It’s spring at last, and girls are pushing up everywhere like daisies.
PLAYWRIGHT THERESA REBECK showcases a Brooklyn trio in her lively, entertaining and accurately titled first novel, Three Girls and Their Brother (Shaye Areheart, $23.95), a romp through the looking-glass world of fashion shoots and instant celebrity. Amelia (14), Polly (17) and Daria (18), red-haired beauties all, granddaughters of the celebrated literary critic Leo Heller, rocket into the limelight when The New Yorker features them in a photo spread. (Remember that vampy portrait of the Hilton sisters in the “Next Generation” issue back in 1999? ) Suddenly It Girls, the Heller sisters slide precipitously toward notoriety when Amelia (the brains of the bunch) bites a lecherous mega movie star who’s been groping her shamelessly. Before their 15-year-old brother, Philip, rides to the rescue, the entire sleazy showbiz apparatus, from hairstylist to super-agent to chat-show host, has been exposed to Ms. Rebeck’s satiric scrutiny.
If pressed, I could find fault (the first-person narration, a task taken up by each sibling in turn, is too often Holden Caulfield-inspired; the climax is cartoonish), but the truth is I was charmed—and I won’t be the last.

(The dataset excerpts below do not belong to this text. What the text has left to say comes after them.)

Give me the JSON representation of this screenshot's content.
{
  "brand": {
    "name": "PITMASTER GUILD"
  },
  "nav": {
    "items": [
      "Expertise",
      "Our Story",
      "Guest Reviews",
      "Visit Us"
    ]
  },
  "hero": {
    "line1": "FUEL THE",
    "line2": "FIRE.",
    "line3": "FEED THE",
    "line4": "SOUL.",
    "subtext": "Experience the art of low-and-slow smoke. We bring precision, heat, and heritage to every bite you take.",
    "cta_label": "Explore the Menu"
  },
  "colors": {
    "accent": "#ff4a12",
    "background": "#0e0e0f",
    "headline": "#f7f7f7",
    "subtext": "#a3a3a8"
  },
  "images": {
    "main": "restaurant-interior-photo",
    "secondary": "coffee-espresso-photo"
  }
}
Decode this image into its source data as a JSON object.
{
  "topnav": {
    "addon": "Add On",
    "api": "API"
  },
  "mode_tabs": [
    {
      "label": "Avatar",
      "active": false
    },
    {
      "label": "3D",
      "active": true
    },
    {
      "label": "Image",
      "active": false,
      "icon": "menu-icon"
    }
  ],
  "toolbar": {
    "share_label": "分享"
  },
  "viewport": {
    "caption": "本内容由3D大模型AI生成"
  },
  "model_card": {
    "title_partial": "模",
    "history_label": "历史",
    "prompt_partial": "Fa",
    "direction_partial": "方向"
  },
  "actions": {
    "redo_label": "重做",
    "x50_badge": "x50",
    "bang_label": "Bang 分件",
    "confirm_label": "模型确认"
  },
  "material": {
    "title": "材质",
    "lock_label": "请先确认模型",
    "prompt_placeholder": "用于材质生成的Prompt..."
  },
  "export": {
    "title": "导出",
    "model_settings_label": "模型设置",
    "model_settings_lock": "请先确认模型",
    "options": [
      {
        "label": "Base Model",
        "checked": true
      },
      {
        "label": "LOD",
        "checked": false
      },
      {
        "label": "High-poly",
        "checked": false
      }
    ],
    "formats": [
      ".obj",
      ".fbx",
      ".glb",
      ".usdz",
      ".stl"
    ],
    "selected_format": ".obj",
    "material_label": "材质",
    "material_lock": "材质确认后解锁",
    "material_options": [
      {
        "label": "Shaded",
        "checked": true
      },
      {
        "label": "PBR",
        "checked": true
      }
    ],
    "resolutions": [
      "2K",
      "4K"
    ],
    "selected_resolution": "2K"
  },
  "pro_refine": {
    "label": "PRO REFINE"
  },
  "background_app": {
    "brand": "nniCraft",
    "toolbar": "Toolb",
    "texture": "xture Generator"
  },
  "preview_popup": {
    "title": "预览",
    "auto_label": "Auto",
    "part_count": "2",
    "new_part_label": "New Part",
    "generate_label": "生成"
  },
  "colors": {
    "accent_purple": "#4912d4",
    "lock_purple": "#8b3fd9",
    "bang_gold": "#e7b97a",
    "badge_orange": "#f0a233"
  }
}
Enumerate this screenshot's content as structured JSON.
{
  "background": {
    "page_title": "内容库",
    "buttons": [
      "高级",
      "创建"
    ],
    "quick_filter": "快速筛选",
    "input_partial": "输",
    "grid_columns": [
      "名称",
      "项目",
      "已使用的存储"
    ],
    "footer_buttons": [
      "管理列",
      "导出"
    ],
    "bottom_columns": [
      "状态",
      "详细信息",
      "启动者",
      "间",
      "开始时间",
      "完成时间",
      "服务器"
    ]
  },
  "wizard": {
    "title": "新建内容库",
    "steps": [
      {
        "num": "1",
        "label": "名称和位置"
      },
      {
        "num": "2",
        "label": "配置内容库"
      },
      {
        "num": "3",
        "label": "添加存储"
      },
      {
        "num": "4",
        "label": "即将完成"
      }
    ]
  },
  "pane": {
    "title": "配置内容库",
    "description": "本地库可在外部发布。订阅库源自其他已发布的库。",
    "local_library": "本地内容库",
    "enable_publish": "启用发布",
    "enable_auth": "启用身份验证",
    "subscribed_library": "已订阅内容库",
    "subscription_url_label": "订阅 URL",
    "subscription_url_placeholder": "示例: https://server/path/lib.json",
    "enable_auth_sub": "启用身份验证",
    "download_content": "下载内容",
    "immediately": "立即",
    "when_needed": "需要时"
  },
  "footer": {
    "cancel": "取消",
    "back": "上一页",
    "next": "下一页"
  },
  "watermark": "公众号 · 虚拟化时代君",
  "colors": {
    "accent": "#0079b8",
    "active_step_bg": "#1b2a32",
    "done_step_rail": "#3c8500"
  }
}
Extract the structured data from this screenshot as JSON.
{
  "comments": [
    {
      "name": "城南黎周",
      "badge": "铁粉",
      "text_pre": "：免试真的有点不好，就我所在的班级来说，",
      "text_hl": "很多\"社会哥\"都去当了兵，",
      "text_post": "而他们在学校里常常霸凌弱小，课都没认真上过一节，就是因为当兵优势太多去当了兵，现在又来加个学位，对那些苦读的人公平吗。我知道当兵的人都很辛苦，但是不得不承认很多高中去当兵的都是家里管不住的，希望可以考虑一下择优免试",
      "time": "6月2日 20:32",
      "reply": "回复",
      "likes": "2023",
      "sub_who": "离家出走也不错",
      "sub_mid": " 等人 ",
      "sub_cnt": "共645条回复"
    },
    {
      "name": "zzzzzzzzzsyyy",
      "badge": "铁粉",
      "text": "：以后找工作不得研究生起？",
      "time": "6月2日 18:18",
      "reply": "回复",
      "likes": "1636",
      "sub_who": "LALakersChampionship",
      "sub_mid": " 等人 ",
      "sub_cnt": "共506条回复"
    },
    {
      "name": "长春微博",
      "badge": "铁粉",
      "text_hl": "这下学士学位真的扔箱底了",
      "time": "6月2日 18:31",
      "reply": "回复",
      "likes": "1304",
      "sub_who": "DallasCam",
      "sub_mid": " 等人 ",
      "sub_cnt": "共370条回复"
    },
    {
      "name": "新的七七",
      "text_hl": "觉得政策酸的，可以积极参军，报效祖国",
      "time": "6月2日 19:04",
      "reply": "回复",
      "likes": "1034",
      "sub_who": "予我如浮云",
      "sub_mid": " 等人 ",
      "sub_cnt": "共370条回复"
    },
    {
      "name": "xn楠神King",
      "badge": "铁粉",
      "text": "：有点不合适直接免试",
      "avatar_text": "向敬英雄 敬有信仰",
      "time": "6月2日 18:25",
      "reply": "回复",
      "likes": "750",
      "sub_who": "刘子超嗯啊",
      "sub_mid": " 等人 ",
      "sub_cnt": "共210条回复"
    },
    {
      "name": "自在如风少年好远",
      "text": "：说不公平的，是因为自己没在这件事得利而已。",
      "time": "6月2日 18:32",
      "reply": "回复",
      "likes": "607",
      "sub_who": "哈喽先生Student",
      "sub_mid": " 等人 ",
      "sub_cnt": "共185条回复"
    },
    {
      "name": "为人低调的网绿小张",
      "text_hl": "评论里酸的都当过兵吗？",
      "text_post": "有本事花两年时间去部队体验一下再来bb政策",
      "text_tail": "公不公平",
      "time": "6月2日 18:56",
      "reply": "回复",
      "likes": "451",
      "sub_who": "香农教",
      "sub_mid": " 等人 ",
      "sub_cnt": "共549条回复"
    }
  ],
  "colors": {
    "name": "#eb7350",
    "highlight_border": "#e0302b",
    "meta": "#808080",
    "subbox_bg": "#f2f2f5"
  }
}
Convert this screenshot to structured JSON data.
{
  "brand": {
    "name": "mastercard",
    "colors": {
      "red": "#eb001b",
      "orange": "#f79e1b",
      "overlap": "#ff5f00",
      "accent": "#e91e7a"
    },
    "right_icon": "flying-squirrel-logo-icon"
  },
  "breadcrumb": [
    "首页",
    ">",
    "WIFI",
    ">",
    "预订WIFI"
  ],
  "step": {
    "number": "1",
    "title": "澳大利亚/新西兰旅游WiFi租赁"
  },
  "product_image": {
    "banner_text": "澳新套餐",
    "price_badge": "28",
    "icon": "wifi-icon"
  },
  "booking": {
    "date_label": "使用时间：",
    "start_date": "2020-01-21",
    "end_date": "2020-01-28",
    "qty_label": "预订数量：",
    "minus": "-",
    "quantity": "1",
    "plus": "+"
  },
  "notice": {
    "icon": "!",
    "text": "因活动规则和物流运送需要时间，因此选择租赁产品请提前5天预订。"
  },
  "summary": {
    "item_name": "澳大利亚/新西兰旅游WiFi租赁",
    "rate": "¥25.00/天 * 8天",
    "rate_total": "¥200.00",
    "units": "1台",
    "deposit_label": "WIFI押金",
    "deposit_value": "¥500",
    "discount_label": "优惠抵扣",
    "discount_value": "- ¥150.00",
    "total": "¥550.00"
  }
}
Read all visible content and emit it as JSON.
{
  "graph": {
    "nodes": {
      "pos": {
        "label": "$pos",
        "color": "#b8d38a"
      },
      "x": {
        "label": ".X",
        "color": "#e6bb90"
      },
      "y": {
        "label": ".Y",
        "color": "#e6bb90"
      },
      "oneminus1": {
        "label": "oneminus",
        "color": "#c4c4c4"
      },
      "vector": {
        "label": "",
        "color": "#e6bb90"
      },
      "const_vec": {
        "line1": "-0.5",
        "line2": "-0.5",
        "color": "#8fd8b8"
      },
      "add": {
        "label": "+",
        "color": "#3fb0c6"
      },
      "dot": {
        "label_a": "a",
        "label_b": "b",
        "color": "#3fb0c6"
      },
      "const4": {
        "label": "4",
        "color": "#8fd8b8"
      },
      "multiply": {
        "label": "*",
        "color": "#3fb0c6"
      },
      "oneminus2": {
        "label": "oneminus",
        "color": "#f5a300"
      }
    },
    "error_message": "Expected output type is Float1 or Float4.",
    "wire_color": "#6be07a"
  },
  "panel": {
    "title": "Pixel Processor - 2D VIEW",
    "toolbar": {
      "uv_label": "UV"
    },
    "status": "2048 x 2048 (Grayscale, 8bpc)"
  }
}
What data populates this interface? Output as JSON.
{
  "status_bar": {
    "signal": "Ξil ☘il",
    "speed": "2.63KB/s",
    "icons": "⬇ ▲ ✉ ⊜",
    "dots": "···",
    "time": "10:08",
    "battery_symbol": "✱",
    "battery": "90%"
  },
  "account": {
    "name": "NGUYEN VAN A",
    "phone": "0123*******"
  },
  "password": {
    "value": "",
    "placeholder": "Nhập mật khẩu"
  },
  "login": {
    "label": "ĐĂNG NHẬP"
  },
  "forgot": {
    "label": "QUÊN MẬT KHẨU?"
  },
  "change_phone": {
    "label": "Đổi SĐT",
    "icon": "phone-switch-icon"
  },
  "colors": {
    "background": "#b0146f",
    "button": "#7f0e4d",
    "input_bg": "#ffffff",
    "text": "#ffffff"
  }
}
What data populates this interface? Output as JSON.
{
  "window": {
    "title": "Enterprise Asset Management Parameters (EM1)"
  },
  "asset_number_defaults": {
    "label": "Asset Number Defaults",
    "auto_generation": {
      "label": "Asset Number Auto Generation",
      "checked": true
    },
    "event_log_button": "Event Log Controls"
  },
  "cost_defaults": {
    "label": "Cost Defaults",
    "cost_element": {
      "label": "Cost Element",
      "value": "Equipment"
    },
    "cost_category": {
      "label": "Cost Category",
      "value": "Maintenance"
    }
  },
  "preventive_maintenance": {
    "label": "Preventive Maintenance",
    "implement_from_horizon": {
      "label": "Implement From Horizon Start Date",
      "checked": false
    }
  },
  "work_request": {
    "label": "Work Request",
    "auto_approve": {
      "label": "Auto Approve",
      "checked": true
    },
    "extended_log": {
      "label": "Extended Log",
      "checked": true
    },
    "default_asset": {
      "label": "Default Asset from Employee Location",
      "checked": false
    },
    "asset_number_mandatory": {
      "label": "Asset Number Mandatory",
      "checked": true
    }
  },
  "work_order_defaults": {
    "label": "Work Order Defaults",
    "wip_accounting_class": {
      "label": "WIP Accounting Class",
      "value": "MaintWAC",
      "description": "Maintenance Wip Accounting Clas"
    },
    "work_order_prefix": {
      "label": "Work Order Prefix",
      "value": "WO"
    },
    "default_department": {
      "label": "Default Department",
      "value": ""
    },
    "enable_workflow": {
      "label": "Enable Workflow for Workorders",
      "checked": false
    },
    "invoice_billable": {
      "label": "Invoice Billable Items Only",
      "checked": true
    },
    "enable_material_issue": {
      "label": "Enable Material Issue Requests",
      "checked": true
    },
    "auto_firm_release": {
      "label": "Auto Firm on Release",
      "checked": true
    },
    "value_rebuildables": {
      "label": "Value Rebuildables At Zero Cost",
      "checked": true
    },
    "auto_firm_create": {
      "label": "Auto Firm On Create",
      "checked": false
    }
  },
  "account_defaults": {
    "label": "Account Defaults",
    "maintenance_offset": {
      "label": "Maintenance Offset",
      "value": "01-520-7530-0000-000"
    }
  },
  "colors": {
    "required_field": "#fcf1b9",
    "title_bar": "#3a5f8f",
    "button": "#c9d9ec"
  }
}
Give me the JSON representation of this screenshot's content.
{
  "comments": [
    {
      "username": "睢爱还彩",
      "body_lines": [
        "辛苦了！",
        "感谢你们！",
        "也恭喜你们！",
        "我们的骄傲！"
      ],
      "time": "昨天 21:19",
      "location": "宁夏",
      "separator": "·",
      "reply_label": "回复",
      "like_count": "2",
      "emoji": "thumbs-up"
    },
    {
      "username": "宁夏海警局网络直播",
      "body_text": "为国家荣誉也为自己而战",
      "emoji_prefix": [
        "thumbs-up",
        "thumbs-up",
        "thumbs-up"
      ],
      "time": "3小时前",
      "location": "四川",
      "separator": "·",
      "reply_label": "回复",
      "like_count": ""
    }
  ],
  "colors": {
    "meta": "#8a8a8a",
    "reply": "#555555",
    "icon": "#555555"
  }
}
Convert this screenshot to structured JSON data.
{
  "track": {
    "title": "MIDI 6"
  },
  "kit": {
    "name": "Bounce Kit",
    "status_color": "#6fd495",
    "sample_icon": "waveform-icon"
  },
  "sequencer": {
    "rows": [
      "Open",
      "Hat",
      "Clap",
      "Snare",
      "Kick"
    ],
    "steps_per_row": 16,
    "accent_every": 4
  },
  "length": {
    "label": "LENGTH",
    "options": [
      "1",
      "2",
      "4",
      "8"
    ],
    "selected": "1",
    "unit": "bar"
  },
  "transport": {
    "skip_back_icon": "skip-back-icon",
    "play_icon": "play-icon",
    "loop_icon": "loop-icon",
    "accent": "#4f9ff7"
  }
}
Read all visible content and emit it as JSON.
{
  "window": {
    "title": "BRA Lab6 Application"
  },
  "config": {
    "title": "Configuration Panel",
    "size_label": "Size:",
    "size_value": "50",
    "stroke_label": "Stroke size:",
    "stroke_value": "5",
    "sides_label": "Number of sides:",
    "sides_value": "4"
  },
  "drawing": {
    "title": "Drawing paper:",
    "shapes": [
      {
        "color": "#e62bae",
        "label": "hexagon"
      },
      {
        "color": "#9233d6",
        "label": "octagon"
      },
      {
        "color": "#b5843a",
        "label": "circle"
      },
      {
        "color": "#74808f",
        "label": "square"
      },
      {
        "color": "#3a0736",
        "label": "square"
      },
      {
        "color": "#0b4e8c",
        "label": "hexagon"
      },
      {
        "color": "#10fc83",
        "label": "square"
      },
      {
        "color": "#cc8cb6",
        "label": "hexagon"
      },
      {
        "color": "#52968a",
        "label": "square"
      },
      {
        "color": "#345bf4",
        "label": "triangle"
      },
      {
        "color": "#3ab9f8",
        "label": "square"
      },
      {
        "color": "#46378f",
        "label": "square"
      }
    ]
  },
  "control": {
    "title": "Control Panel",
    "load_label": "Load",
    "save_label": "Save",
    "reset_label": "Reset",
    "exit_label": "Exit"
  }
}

SHIFT GEARS FOR Christine Schutt’s All Souls (Harcourt, $22), a very literary look at a private girls’ school on the Upper East Side. The class of 1997 is fitfully preoccupied with the illness of Astra Dell, a saintly senior—“She’s perfect”—whose cancer should show her classmates that their little problems don’t amount to a hill of beans in this crazy world. Everything is fitful in this novel, especially the jump-cut narrative technique, flitting restlessly from one pampered or troubled adolescent girl to the next, with anxious or oblivious parents and self-absorbed or stunted teachers rounding out the cast. Ms. Schutt, whose first novel, Florida, was a finalist for the 2004 National Book Award, seems morbidly eager to make her prose poetically fresh and provocative—a bit like one of her girls, Car, here fretting precociously: “Originality was hard to come by on Fifth Avenue, walking north, park side, under the dark overhang of trees in an odd and balmy patch of late October.”
A sample of Ms. Schutt waxing lyrical about Manhattan’s yummy mummies: “There they all were, the young women in oversize barn coats and tight pants and narrow sling-backs they wore sockless. Such were the signs of ease. Wrist-size ankles, bones, bones, blushed faces, woodsy hair. Pedigreed dogs, rare breeds. See the chocolate Sussex spaniel in his puddled leash outside the store?”
THE BRONZINO PORTRAIT (circa 1558) of Isabella de Medici at age 16 shows a confident and knowing lass—an It Girl all the way. Daughter of Cosimo, Duke of Florence, Isabella achieved in her 20’s a degree of independence unthinkable in any other young woman in Renaissance Italy. The story of her adventurous and ultimately tragic career (her brutish, cuckold husband arranged a fatal “accident”) is told with brio by Caroline P. Murphy in Murder of a Medici Princess (Oxford, $24.95), a biography that combines scholarly precision with page-turning intrigue.